SCRFA Update
SCRFA update May 2009
SCRFA continues to focus on three core areas: education and outreach; long-term monitoring of focal aggregation sites associated with training, and emerging issues. In addition to fundamental research, we conduct training in survey techniques, give presentations, conduct workshops and seek opportunities for media exposure including television, newspaper and radio. A recent article on the live reef fish trade (LRFT) in the New York Times received widespread attention.
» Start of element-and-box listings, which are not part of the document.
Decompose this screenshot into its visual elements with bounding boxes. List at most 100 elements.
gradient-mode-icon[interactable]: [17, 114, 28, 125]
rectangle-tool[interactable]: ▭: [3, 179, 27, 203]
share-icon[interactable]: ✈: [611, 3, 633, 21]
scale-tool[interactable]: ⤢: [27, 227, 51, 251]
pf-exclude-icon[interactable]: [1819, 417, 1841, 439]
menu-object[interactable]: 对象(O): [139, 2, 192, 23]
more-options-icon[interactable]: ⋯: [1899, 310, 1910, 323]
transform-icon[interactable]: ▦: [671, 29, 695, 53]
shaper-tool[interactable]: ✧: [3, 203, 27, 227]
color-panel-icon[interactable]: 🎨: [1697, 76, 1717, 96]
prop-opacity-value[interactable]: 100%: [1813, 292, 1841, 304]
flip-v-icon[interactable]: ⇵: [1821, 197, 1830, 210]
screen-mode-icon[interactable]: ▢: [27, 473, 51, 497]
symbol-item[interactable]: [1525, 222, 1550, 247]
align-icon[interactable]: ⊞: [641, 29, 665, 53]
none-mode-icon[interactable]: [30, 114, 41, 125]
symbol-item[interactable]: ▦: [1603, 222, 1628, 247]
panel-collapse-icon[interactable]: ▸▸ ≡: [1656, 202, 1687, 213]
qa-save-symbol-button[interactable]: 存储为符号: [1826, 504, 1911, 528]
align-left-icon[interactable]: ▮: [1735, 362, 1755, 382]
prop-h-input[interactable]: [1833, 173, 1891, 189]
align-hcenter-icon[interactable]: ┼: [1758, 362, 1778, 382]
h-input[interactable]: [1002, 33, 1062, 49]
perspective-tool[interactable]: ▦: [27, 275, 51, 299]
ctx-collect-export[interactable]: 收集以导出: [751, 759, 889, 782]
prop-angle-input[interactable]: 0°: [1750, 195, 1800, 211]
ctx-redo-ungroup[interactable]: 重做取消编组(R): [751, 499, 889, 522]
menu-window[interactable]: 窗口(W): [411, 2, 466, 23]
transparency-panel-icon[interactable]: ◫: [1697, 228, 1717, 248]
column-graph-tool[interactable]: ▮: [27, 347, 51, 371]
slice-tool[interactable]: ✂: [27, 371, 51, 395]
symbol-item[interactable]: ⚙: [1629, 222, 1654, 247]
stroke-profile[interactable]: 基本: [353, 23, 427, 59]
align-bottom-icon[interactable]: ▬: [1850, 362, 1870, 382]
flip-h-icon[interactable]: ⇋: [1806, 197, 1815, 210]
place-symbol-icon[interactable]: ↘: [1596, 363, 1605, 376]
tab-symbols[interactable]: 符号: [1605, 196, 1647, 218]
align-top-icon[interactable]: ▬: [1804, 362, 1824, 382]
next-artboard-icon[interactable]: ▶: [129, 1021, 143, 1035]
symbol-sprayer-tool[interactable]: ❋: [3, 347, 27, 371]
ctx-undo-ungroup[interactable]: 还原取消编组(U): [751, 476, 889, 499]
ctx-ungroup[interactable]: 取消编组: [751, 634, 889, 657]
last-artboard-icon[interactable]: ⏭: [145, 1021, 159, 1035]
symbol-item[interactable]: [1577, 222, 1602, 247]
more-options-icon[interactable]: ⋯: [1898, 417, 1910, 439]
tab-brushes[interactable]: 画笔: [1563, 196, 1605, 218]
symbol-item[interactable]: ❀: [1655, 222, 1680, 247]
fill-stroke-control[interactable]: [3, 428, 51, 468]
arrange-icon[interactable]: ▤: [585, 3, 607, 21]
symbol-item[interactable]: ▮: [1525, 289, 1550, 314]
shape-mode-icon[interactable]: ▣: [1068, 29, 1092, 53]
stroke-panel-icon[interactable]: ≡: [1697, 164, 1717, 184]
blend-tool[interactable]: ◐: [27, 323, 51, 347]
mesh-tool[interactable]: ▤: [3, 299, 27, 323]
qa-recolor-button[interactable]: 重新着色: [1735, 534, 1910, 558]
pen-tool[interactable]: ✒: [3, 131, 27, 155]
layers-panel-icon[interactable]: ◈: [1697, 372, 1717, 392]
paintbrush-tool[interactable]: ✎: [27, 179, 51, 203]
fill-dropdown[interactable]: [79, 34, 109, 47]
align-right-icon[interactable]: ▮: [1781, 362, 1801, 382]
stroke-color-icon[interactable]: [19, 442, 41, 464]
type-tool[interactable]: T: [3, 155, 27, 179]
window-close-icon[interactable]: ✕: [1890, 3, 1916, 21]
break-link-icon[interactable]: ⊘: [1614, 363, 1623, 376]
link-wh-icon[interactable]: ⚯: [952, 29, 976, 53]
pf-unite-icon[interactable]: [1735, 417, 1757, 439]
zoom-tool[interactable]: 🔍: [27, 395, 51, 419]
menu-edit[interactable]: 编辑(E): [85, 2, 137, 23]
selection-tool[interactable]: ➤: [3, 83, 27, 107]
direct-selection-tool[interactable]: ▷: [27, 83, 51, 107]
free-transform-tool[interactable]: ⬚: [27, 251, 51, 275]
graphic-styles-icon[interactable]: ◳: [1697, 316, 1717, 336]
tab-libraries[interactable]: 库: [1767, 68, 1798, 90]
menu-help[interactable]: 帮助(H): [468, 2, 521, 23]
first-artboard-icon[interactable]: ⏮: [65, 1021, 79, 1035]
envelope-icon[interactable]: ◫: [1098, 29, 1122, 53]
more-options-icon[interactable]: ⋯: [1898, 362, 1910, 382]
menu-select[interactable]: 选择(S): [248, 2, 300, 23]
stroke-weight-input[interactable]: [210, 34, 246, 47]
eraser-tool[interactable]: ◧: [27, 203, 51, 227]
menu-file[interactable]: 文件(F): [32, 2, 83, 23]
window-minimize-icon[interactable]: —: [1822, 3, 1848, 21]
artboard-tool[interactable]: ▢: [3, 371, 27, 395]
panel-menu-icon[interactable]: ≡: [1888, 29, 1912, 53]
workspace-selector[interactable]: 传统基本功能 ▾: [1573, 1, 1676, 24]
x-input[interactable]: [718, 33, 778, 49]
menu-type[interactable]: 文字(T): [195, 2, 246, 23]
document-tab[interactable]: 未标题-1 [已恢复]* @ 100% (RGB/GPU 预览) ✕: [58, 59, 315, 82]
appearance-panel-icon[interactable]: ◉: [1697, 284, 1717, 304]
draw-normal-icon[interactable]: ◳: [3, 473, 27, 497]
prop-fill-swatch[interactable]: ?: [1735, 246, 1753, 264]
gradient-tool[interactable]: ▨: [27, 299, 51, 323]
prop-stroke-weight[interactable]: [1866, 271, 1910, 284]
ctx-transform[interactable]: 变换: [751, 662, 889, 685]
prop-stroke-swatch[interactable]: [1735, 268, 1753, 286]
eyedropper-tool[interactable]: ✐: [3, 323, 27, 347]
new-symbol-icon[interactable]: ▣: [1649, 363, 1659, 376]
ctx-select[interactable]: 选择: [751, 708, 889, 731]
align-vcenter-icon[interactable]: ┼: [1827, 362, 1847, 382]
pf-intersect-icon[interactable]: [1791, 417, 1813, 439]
Our work is developing principally in Fiji, Palau and the Philippines, with a new project recently set up in the Bahamas and collaborations in the Seychelles and Mexico. In Palau, we continue to work with the Palau Conservation Society in developing a robust underwater monitoring protocol for an aggregation of three grouper species at Ebiil, an important protected area in the country. Preliminary data suggest that numbers of Plectropomus areolatus have declined substantially in recent years almost certainly due to poaching at the protected site and to overfishing in general; many of the reef fishes in this country are undergoing clear declines and we had the opportunity to present results to key Palauan delegates and governors responsible for Palauan resources. In Fiji, we concentrate on a grouper aggregation site in the island of Kadavu and will be tagging fish for the first time this year to determine their catchment area, as an aid to marine protected area (MPA) work led by the Fiji Locally Managed Marine Areas (widely known as FLMMA) project. We also work closely with staff at the Fiji Division of Fisheries Research and with the University of the South Pacific. In the Philippines, our focus is on the live reef food fish species that aggregate to spawn, in collaboration with WWF-Philippines and the Palawan Council for Sustainable Development.
In addition, we are involved in a wide range of projects related to our core work (above) which build on specific outcomes or on needs identified. As one example, through a collaboration with the University of British Columbia, several postgraduate researchers conducted studies on the value of several important coastal resources. One of these studies identified the key importance that fish species that aggregate to spawn play in the overall coastal fisheries, further highlighting the need to manage them and consider the inclusion of aggregations in MPAs. In January we assisted the Fisheries Department in the Bahamas in setting up a fisher interview survey to determine the perceived current status and history of the Nassau grouper in the country and are working with the Caribbean Fishery Management Council on a region-wide overview of the status of the species, heavily affected by aggregation-fishing. We are collaborating with colleagues at Scripps on their work in Mexico to create interest and a higher profile for aggregations and will be working with the Seychelles Fishery Authority, among others, on Seychelles aggregations.
In relation to emerging issues, SCRFA is active in many other projects. These range from participation in film projects (most recently the LRFFT was addressed in ‘the End of the Line' a film to be released in June, 2009, based on the book of the same name by Charles Clover), to consultation on project development and management issues. We are also working on more conceptual issues such as the possible usefulness of aggregations as ‘indicators' of reef fish health and the question of aggregation protection per se when compared to other management options for fish species that aggregate to spawn. As part of our work in raising interest in aggregations, the plight of the Nassau grouper was selected as one of 12 marine species stories that appeared in a book produced by IUCN called "Adrift: Tales of Ocean Fragility". Written in a popular style this book has been distributed worldwide to help to improve awareness and understanding of important marine issues and has been very well received.
Although our major source of funding is the David and Lucile Packard Foundation, we also received support from the Kingfisher Foundation, the Ocean Foundation and the Caribbean Fishery Management Council for related projects. We continue to benefit from in-kind support through many of the institutions associated with our Board members.